In the second quarter of the sixteenth century, John Calvin published his Institutes of the Christian Religion. It’s no secret that Calvin wasn’t a fan of Lenten observance (much as it the case that few are fans of Calvin today—even in the Presbyterian Church). “[The] superstitious observance of Lent,” Calvin wrote, “had prevailed everywhere, because the common people thought that in it they were doing some exceptional service to God….” He continued, “[It] is plain that Christ did not fast to set an example for others, but to prove, in so beginning to proclaim the gospel, that it was no human doctrine but actually one sent from heaven [Matt. 4:2]. […] Christ does not fast often—as he would have to do if he had willed to lay down a law of yearly fasting—but only once, when he girded himself for the proclamation of the gospel.” (4.12.20). Calvin writes elsewhere that “[hypocritical] fasting…is not only a useless and superfluous weariness but the greatest abomination” (4.12.19).
In the context of endemic ecclesiastical abuse and a thoroughly transactional understanding of our relationship to God, Calvin’s misgivings about Lenten fasting are understandable. We should fast neither because it so happens to be a yearly ritual (God has not commanded this), nor should we fast to get something from God—whether our hearts are sincere or avaricious. Calvin goes so far as to say that “it would be much more satisfactory if fasting were not practiced at all…” (4.12.19). The point here is that fasting (and Lenten observance more broadly) for its own sake—as a religious obligation—rehearses a crucial misunderstanding of the Good News (kerygma, proclamation). Paul, too, warned of the hubris of religious obligation, reminding the church at Colossae, “Do not let anyone disqualify you, insisting on self-abasement [tapeinophrosune, lowliness] and worship of angels…” (Col. 2:18). This misunderstanding amounts to a subtle form of “anthropo-theology,” which crowns human reason and activity as the key to unlocking God’s power and salvation on earth. This way of thinking about God forgets that God “exists neither next to man nor merely above him, but rather with him, by him and, most important of all, for him. He is man’s God, not only as Lord but also as father, brother, friend…” (Barth, Evangelical Theology, p. 11). The fraternity of God, eternally willed in his freedom, is an open invitation to drink deeply from the well of Christ and to find the satisfaction for our thirsts. We are, each one of us, God’s covenant partners—partakers in his mission of restoration, justice, and peace.
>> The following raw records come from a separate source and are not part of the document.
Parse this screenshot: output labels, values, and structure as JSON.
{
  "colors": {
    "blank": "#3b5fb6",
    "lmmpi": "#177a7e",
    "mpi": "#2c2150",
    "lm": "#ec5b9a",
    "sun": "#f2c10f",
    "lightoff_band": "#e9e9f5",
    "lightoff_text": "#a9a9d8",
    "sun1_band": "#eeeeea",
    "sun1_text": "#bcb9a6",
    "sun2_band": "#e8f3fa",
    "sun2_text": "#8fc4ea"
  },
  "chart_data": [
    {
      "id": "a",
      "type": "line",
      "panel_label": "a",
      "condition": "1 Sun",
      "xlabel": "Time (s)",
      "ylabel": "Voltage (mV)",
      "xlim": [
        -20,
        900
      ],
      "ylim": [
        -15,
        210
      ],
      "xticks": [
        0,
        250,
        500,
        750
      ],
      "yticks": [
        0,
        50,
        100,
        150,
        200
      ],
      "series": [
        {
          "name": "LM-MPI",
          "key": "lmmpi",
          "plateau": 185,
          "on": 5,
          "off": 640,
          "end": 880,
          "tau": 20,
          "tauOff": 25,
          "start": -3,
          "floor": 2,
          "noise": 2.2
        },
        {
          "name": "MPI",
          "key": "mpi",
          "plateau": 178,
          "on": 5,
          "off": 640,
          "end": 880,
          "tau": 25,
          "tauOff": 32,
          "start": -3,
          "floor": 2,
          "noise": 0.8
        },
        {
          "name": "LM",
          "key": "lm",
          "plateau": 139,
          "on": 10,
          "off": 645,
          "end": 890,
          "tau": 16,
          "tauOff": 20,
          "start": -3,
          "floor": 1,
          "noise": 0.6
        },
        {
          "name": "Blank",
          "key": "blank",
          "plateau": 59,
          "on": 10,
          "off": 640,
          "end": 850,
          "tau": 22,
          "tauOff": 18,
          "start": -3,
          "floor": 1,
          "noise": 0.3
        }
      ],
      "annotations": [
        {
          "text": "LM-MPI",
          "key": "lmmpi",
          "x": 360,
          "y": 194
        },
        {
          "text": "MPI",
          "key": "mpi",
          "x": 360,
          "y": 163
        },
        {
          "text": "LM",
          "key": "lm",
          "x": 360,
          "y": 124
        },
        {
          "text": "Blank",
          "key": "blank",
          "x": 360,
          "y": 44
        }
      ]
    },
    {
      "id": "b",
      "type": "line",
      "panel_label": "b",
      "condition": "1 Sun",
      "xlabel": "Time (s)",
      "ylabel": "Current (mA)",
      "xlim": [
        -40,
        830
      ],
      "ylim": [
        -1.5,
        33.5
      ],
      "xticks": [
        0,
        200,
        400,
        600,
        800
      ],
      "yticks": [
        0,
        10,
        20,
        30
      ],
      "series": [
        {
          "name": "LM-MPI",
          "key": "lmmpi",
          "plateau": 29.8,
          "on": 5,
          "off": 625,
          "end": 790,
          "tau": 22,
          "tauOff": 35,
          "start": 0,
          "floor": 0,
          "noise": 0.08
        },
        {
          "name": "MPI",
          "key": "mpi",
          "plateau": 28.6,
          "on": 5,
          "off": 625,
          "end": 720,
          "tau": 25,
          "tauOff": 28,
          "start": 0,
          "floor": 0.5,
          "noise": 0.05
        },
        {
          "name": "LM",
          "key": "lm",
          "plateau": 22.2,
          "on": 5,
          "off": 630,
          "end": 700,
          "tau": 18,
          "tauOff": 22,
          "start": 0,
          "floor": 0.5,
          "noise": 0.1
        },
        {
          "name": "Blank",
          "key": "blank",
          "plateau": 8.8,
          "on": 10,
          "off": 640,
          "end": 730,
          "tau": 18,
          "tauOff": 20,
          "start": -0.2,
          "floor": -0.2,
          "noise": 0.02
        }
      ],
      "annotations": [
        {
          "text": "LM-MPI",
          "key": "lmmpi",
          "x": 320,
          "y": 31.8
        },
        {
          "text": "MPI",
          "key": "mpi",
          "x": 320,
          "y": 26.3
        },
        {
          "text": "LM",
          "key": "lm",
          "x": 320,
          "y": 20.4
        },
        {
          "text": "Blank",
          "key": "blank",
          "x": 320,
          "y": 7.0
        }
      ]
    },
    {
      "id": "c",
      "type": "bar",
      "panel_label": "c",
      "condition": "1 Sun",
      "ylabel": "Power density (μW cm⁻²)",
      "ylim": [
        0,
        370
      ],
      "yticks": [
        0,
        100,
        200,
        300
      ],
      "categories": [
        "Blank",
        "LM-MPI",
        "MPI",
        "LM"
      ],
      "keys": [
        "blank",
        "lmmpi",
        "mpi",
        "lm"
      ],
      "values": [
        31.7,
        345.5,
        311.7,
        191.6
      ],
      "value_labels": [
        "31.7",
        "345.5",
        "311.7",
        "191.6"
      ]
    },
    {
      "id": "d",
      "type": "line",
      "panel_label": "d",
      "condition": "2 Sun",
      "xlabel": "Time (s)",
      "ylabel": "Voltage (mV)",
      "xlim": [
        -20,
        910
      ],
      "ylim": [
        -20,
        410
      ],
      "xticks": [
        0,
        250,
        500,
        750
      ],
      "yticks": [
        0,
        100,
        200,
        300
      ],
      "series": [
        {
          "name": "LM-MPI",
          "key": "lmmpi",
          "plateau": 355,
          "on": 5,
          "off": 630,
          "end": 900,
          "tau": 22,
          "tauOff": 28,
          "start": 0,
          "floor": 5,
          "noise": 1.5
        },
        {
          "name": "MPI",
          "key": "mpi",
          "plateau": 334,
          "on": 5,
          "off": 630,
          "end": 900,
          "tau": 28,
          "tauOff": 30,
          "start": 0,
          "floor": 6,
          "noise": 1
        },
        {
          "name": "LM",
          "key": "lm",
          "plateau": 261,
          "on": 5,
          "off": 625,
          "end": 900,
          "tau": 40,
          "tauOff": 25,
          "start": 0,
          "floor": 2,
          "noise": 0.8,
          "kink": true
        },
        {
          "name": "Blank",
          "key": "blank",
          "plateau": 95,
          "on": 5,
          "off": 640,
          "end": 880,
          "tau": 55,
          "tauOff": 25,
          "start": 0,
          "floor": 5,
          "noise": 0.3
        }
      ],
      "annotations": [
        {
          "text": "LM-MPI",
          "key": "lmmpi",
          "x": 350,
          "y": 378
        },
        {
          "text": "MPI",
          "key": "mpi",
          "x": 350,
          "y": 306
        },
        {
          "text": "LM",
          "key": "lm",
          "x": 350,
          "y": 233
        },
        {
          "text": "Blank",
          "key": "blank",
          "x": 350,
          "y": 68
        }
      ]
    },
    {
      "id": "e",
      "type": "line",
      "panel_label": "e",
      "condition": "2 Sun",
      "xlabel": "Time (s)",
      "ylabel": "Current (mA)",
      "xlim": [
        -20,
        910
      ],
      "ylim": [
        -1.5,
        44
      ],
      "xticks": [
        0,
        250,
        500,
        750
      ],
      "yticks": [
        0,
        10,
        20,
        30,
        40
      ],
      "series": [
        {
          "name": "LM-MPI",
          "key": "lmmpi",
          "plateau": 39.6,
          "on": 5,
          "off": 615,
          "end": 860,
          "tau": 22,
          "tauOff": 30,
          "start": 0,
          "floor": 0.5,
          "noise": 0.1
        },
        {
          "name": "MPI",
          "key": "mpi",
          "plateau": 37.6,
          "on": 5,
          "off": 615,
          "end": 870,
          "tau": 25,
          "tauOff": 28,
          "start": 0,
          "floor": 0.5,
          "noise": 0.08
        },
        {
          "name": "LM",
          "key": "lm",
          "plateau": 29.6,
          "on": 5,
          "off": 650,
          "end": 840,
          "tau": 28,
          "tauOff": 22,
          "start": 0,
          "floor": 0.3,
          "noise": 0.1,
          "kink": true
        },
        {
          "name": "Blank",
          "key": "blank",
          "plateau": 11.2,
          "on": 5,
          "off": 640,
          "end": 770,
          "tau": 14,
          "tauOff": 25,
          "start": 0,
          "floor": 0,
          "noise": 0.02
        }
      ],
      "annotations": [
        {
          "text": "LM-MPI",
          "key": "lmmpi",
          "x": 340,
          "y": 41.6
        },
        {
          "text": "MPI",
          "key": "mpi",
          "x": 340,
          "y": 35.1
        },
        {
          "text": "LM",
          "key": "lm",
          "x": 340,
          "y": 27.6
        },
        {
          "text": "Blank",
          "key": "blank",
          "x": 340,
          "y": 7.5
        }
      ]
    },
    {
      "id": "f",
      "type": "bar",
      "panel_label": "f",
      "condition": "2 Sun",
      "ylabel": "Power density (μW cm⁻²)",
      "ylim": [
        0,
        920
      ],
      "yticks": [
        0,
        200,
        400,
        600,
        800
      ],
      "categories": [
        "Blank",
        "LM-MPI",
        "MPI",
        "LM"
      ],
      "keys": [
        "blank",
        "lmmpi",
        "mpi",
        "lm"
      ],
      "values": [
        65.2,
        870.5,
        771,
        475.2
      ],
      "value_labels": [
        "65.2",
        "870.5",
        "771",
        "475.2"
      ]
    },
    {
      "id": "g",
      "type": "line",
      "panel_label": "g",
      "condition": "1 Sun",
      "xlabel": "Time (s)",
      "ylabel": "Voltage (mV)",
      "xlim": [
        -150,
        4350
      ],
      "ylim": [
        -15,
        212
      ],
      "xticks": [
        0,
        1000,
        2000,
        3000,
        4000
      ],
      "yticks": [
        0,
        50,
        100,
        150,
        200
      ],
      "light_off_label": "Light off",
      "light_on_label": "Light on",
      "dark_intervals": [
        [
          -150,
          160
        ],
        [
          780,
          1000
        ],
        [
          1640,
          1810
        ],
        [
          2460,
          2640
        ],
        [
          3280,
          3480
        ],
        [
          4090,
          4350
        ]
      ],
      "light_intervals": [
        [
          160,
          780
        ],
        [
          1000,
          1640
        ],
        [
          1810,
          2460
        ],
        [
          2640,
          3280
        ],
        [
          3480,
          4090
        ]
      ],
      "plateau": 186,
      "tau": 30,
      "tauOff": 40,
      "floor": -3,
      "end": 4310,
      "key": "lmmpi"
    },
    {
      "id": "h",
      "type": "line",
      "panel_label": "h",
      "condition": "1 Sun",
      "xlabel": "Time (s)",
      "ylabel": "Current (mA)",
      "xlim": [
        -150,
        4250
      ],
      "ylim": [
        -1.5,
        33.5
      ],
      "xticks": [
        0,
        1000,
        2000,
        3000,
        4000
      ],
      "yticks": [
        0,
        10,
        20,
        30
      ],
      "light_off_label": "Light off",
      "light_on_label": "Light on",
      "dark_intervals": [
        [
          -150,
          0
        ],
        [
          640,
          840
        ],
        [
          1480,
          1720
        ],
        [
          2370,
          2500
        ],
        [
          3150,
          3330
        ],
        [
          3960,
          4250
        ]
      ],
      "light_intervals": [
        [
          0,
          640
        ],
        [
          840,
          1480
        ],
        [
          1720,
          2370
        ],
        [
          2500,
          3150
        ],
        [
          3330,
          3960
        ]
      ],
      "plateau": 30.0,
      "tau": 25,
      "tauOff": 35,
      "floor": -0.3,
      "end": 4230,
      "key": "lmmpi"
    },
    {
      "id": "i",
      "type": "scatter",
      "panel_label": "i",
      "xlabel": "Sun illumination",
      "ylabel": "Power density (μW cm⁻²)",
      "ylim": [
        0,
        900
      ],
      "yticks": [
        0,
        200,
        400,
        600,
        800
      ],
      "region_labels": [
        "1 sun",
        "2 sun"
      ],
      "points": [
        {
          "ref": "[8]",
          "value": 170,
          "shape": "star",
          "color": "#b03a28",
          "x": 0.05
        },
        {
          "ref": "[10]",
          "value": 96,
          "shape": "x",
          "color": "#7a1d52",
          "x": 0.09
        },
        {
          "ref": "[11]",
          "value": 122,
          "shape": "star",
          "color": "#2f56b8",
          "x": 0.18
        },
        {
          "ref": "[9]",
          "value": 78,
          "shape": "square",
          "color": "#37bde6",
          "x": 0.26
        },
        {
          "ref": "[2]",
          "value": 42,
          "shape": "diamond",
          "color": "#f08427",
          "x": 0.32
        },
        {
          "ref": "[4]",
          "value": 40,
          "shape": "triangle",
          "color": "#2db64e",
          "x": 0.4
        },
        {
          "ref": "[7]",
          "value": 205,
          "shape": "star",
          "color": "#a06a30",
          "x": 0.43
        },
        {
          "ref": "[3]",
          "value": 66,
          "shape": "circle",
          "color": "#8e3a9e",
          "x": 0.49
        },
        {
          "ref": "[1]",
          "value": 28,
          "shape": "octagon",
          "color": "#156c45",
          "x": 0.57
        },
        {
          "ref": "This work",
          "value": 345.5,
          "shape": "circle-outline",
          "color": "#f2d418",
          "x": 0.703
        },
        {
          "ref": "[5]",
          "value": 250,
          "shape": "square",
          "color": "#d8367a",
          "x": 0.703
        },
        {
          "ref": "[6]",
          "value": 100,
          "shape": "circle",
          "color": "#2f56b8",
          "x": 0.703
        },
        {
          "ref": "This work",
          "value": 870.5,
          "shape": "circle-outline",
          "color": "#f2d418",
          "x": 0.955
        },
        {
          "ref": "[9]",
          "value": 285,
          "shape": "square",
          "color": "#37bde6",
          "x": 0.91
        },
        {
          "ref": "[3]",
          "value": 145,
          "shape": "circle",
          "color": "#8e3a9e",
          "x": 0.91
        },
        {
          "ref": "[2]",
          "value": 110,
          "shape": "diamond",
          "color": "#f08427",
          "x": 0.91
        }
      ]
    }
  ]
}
The late John Webster provocatively raised the question, “What are we to do in response to the miracle of God’s saving love?” His response: “In a very real sense, we’re to do nothing. We’re to do nothing because there is one sense nothing to do; God has done it all for us. We don’t need to try to make salvation happen by moral effort or liturgical performance or having wretched thoughts about our sins. That God loves us and has saved us is as sure as the fact that the sky is blue” (Webster, Christ Our Salvation, pp. 4-5). If we decide to fast, or to “give something up” for Lent, let it be a conscious decision to release ourselves from the temptation to prove ourselves before God, who has already given everything to be our friend.